Jeunes diplômés
Jeunes diplômés : emploi précaire ou alimentaire, la galère d’une génération sacrifiée
Gauthier Burgess, 24 ans, vit un cauchemar éveillé. Ingénieur en biologie industrielle depuis deux ans, ce Parisien arpente le marché de l'emploi depuis onze mois sans succès. Après un CDD de dix mois, le voilà de nouveau en quête d'opportunités.
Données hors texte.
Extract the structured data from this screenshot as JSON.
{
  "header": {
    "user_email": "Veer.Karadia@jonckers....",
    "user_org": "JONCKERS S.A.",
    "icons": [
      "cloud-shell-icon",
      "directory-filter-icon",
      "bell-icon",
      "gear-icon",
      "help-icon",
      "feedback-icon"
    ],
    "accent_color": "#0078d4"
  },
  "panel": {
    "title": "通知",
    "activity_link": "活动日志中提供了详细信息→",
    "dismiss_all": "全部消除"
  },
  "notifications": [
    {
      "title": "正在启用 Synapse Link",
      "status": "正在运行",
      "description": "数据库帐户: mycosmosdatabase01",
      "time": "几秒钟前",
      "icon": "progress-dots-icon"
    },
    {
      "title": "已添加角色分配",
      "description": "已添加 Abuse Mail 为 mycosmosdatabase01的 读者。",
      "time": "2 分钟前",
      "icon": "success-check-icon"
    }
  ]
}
Son constat est amer : "On ne me propose que des CDD, je n'ai jamais vu un seul CDI."

Façade principale du ministère du Travail, de la Santé et des Solidarités à Paris, France, le 12 avril 2025.
Photo: RICCARDO MILANI/Hans Lucas/AFP via Getty Images
Face à cette impasse, même sa passion pour la biologie vacille. Gauthier envisage désormais une reconversion, résigné à l’idée que le contexte économique actuel ne lui laisse guère le choix.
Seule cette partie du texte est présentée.